To engage local stakeholders as decision-makers and improve design freedom, it is proposed to engage stakeholders in determining their demands, needs, and priorities by combining the Fuzzy Analytical Hierarchy Process (FAHP) and Focus Group Discussions (FGD) as a participatory decision-making method. The applicability and suitability of this method are assessed through a case study in Hagonoy, the Philippines, in which two parallel design cycles are carried out: one with only local sanitation experts as decision-makers and one with only local community members as decision-makers. A systematic literature review of design criteria applicable to sanitation design processes was conducted to overcome selectors' bias regarding the decision criteria assessed in the FAHP and the FGD. The FAHP data was collected among 60 community members evenly distributed over six neighbourhoods in Hagonoy and six local sanitation experts. Three FGDs were held with local community members, whilst one FGD was held with local sanitation experts. The design cycle based on the defined design scope was limited to the development of a conceptual design, proposing a treatment train capable of treating the produced domestic wastewater such that the effluent satisfies the local General Effluent Standards, specifically for the parameters water volume, Total Phosphorus (TP), Chemical Oxygen Demand (COD), Ammonia (NH3), and Nitrate (NO32-). Wastewater treatment technologies aligning with the demands and needs specified by the stakeholders were obtained from scientific literature, which were combined into a sanitation system configuration that could treat the water sufficiently.
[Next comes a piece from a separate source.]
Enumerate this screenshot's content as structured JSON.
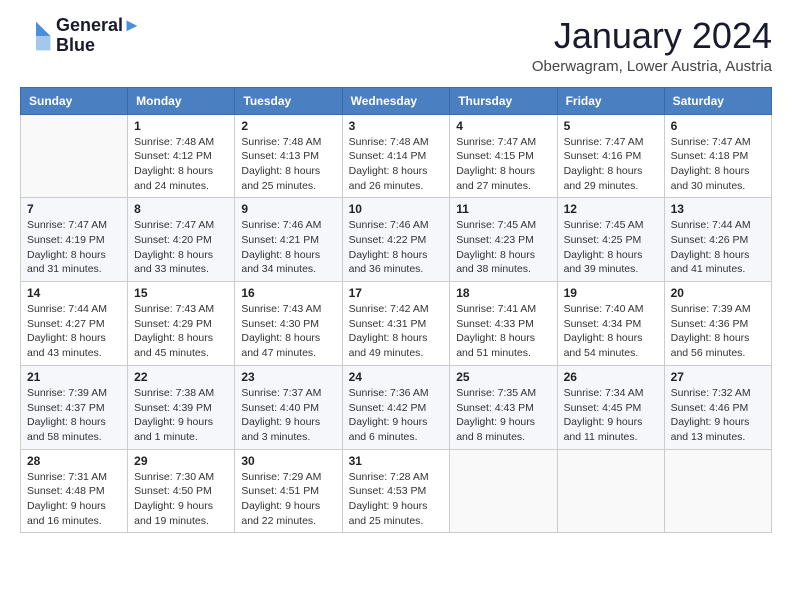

The completion of a sanitation design process without predefining the possible solutions, but by integrating the FAHP + FGD in the systematic derivation of the design scope, demonstrated how a demand- and need-driven design approach allows increased flexibility and sensitivity for the context in the development of a design. The parallel design cycles showed how the FAHP + FGD method could be applied as a systematic procedure to understand how design criteria in sanitation design are preferred and interpreted differently between local community members and local sanitation experts and how this can influence the conceptual design. Altogether, this research contributes to the body of knowledge in community-engaged sanitation design by demonstrating the effectiveness of the FAHP and FGD method in engaging community members in a need-driven design process, overcoming selectors’ bias for technologies and trade-offs, and producing relevant design proposals. However, acknowledging that the FAHP + FGD method was limited to engaging stakeholders only in defining the needs and demands, verification of the designs’ alignment with the perspectives of stakeholders and continuous engagement throughout the entire design process is essential to be further researched in the future.